Eis, portanto, mais páginas contendo importantes, incisivas e oportunas abordagens e reflexões que acenam, em meio à maior crise de liderança de nossa história – que é de ética, de moral, de princípios, de valores –, para a imperiosa e urgente necessidade de profundas mudanças em nossas estruturas educacionais, governamentais, jurídicas, políticas, sociais, culturais, econômicas, financeiras e ambientais, de modo a promovermos a inserção do País no concerto das potências mundiais livres, civilizadas, soberanas, democráticas e sustentavelmente desenvolvidas...

Assim, urge ainda a efetiva problematização de questões deveras cruciais como:

     a)     a educação – universal e de qualidade, desde a educação infantil (0 a 3 anos de idade, em creches; 4 e 5 anos de idade, em pré-escolas) – e mais o imperativo da modernidade de matricularmos nossas crianças de 6 anos de idade na primeira série do ensino fundamental, independentemente do mês de seu nascimento –, até a pós-graduação (especialização, mestrado, doutorado e pós-doutorado), como prioridade absoluta de nossas políticas públicas;

     b)    o combate, implacável e sem trégua, aos três dos nossos maiores e mais avassaladores inimigos que são: I – a inflação, a exigir permanente, competente e diuturna vigilância, de forma a manter-se em patamares civilizados, ou seja, próximos de zero; II – a corrupção, como um câncer a se espalhar por todas as esferas da vida nacional, gerando incalculáveis prejuízos e comprometimentos de vária ordem; III – o desperdício, em todas as suas modalidades, também a ocasionar inestimáveis perdas e danos, inexoravelmente irreparáveis;

     c)     a dívida pública brasileira, com projeção para 2014, segundo o Orçamento Geral da União, de exorbitante e intolerável desembolso de cerca de R$ 1 trilhão, a título de juros, encargos, amortização e refinanciamentos (apenas com esta rubrica, previsão de R$ 639 bilhões), a exigir igualmente uma imediata, abrangente, qualificada e eficaz auditoria...

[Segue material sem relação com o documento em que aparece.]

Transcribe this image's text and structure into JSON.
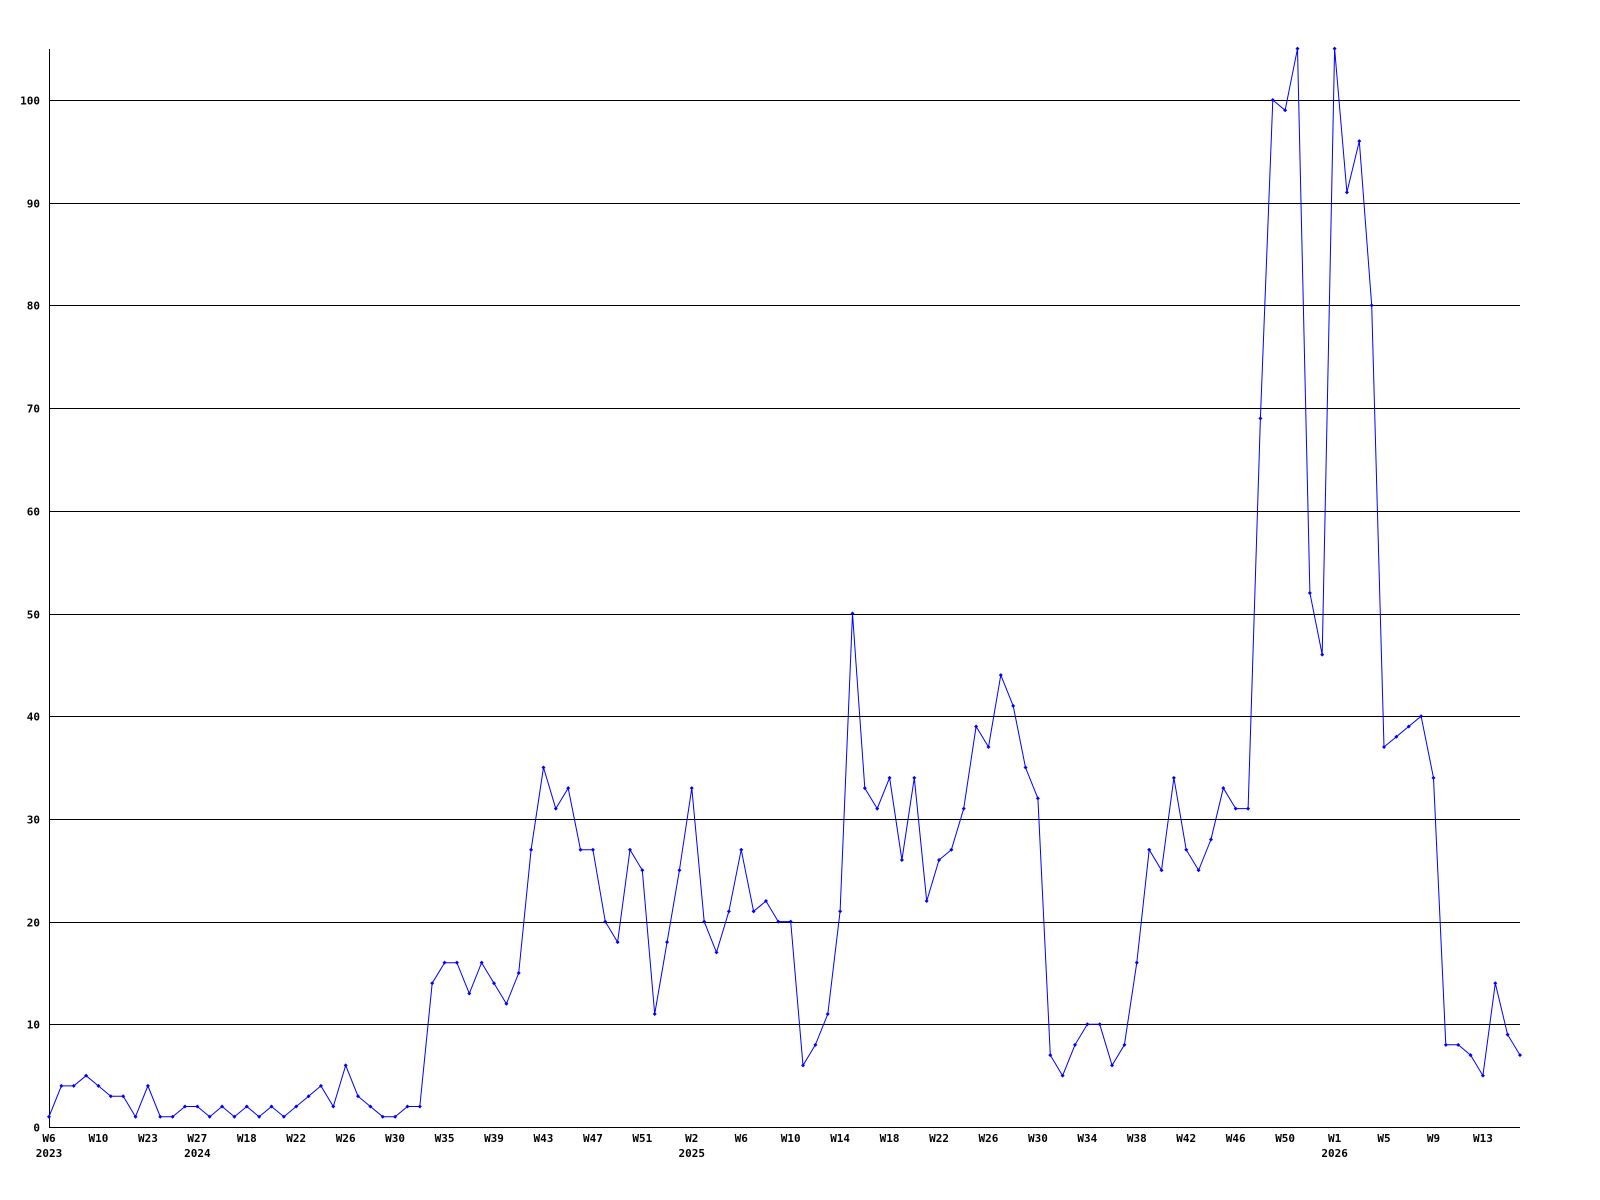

Isto posto, torna-se absolutamente inútil lamentarmos a falta de recursos diante de tão descomunal sangria que dilapida o nosso já combalido dinheiro público, mina a nossa capacidade de investimento e de poupança e, mais contundente ainda, afeta a credibilidade de nossas instituições, negligenciando a justiça, a verdade, a honestidade e o amor à pátria, ao lado de abissais desigualdades sociais e regionais e de extremas e sempre crescentes necessidades de ampliação e modernização de setores como: a gestão pública; a infraestrutura (rodovias, ferrovias, hidrovias, portos, aeroportos); a educação; a saúde; o saneamento ambiental (água tratada, esgoto tratado, resíduos sólidos tratados, macrodrenagem urbana, logística reversa); meio ambiente; habitação; mobilidade urbana (trânsito, transporte, acessibilidade); minas e energia; emprego, trabalho e renda; agregação de valor às commodities; sistema financeiro nacional; assistência social; previdência social; segurança alimentar e nutricional; segurança pública; forças armadas; polícia federal; defesa civil; logística; pesquisa e desenvolvimento; ciência, tecnologia e inovação;cultura, esporte e lazer; turismo; comunicações; qualidade (planejamento – estratégico, tático e operacional – , transparência, eficiência, eficácia, efetividade, economicidade, criatividade, produtividade, competitividade); entre outros...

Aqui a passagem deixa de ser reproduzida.